Ye — formerly Kanye West — introduced the Gap retail store news Wednesday night on his new Instagram account, @yeezy, by showing a 50-second silent video distilling the essence of a retail transaction. In front of a mountain of clothing, a hooded and masked figure brings a product to another hooded masked figure, who scans the item and the customer leaves with the product. The video was directed by Thyago Sainte with creative direction by Betsy Johnson. The models in the video are Owen Kasparian and Antoine Groun.

The entry into Gap stores signals the vision to deliver Yeezy Gap design on a larger scale.

One analyst applauded the move of bringing the collection into Gap stores, but feels Gap still has a long way to go.

Neil Saunders, managing director of GlobalData, a data analytics and consulting company, said, “As a way of injecting some energy into an otherwise tired and jaded company, Gap’s partnership with Yeezy is sensible. The online drops from the collaboration have, to date, been highly successful and have been something of breath of fresh air when contrasted with Gap’s rather stale core offer.

“Although it has been a long time coming, taking the collection into physical stores is the next logical step. This will allow Yeezy Gap to showcase a more coherent offer and allow consumers to experience the brand in a more immersive way. If executed properly, it should also help resolve one of the big problems for Gap, which has been an inability to encourage people into stores. Although this will only work in the handful of stores where this is implemented,” he said.

“Despite all of this, Gap needs to be clear that the excitement is primarily generated by Yeezy and by Ye and not by its own nameplate. Gap cannot use the collaboration as an excuse for not reforming its own brand image and its assortment — which is a move that is desperately overdue. Unfortunately, we still see very little evidence of movement on this front.

“This is where the Yeezy Gap collaboration falls down,” Saunders said. “It will generate revenue and interest in and of itself, but there is scant evidence that Gap is using it as a springboard to revitalize its wider business. In our view, this is a lost opportunity. It also follows the Gap playbook of having a disjointed vision that consists of seemingly random initiatives rather than having an integrated, coherent plan.

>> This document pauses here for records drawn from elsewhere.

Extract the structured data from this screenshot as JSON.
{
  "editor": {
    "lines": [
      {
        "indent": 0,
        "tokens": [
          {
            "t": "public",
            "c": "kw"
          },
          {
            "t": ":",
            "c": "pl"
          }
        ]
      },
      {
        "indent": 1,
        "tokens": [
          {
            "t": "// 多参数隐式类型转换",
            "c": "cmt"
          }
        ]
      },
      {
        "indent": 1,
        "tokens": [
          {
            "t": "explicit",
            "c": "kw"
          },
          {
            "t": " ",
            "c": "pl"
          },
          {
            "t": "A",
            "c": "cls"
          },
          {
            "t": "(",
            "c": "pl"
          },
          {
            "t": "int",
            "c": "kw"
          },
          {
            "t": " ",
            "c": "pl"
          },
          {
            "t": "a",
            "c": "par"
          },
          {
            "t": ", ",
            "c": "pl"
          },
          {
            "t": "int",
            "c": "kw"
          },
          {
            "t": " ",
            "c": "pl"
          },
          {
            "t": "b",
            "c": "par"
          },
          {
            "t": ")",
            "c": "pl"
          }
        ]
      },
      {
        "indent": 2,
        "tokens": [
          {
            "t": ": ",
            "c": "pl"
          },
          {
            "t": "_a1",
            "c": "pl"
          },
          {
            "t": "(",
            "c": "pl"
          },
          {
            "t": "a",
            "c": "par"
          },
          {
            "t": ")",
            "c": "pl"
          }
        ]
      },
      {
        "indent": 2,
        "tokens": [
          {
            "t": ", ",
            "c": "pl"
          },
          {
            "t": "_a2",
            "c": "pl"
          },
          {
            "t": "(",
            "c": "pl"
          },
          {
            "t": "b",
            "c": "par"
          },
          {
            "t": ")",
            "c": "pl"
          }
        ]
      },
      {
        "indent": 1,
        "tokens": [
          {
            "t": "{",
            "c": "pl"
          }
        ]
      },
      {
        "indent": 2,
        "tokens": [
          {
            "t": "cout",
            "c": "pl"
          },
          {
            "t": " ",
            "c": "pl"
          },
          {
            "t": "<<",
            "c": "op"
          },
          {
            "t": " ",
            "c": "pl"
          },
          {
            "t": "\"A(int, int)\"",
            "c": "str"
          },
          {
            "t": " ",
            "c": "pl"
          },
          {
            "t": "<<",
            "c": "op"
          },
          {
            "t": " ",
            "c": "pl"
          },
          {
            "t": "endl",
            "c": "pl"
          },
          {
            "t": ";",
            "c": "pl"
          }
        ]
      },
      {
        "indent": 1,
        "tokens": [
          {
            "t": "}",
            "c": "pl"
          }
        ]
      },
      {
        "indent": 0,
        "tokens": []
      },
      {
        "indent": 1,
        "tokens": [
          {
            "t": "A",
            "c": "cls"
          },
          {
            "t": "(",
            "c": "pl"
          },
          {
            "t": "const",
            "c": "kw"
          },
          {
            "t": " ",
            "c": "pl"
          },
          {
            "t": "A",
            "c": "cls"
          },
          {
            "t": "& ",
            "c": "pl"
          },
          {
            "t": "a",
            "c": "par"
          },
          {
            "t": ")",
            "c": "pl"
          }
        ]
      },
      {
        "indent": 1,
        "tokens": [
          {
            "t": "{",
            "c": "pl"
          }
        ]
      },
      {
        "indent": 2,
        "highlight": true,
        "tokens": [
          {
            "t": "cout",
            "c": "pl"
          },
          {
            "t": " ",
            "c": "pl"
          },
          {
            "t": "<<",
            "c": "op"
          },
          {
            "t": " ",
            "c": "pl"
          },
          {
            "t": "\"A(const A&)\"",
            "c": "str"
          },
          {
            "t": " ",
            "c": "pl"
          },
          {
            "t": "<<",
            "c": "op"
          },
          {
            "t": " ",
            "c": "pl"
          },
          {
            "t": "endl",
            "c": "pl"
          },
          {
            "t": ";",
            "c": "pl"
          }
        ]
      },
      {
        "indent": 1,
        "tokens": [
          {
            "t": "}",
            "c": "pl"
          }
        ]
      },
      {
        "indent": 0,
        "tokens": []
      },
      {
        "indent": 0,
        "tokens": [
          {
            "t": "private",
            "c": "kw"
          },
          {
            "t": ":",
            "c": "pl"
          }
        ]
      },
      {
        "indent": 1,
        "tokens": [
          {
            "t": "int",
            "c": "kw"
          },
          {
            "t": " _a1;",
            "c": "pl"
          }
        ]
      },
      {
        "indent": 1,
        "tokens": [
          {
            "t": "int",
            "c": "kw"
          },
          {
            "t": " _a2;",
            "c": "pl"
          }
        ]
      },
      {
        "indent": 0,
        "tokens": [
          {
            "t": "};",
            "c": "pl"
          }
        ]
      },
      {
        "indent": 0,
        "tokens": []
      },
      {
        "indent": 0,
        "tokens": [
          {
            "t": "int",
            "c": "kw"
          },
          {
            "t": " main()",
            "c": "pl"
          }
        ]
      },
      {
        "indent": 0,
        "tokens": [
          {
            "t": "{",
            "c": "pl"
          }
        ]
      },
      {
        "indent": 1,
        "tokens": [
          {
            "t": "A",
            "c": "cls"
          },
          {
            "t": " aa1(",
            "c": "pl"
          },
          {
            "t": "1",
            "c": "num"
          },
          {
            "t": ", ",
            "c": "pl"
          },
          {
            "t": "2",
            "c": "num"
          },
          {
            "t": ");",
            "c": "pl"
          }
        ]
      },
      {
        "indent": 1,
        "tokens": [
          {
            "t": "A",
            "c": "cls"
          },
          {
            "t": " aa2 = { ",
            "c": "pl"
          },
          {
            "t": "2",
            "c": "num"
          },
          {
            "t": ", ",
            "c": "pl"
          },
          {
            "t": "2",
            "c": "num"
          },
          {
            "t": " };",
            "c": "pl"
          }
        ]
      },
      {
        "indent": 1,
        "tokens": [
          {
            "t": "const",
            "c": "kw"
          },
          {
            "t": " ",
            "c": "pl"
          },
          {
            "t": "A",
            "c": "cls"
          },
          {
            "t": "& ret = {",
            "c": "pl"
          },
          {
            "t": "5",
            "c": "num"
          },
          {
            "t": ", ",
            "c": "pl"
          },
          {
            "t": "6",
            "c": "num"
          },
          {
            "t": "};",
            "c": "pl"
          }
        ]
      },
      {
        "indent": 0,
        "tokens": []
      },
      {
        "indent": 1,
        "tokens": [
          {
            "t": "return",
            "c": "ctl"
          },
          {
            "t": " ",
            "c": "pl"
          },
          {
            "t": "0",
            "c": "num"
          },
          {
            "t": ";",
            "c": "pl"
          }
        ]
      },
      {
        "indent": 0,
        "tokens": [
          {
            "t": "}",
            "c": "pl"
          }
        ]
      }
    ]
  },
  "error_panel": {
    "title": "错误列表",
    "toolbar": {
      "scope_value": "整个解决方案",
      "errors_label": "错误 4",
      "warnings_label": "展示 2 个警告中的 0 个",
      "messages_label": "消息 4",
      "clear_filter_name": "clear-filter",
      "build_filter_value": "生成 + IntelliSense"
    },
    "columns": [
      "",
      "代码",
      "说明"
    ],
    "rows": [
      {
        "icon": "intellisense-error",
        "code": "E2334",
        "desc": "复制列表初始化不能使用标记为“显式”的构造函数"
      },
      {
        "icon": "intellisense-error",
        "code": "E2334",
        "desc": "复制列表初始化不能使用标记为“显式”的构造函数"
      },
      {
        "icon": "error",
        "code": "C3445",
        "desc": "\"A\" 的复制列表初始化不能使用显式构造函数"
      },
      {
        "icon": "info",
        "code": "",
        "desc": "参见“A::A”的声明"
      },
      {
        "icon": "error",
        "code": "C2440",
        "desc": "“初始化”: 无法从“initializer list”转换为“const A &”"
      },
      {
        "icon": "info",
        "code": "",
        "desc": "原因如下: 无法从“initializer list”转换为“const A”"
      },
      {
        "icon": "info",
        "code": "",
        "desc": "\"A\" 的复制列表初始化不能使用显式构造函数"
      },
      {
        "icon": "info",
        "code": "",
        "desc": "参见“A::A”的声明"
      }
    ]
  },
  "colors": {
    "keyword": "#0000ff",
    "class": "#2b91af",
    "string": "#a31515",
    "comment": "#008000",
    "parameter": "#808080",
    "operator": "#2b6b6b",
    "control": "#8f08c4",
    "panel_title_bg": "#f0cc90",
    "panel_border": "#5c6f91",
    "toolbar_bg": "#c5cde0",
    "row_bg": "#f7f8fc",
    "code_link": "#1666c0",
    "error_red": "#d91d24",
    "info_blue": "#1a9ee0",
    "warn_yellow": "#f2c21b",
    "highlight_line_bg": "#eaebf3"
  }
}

“At this stage, it is almost as if Gap wants to become cool again by associating with the popular kid. Just as that rarely works in high school, so it rarely works in fashion. To be successful, Gap needs to develop a relevant and compelling identity of its own. And that means not just partnering with Ye, but ensuring their very traditional corporate culture embraces some of the creativity that he and his business embodies,” Saunders said.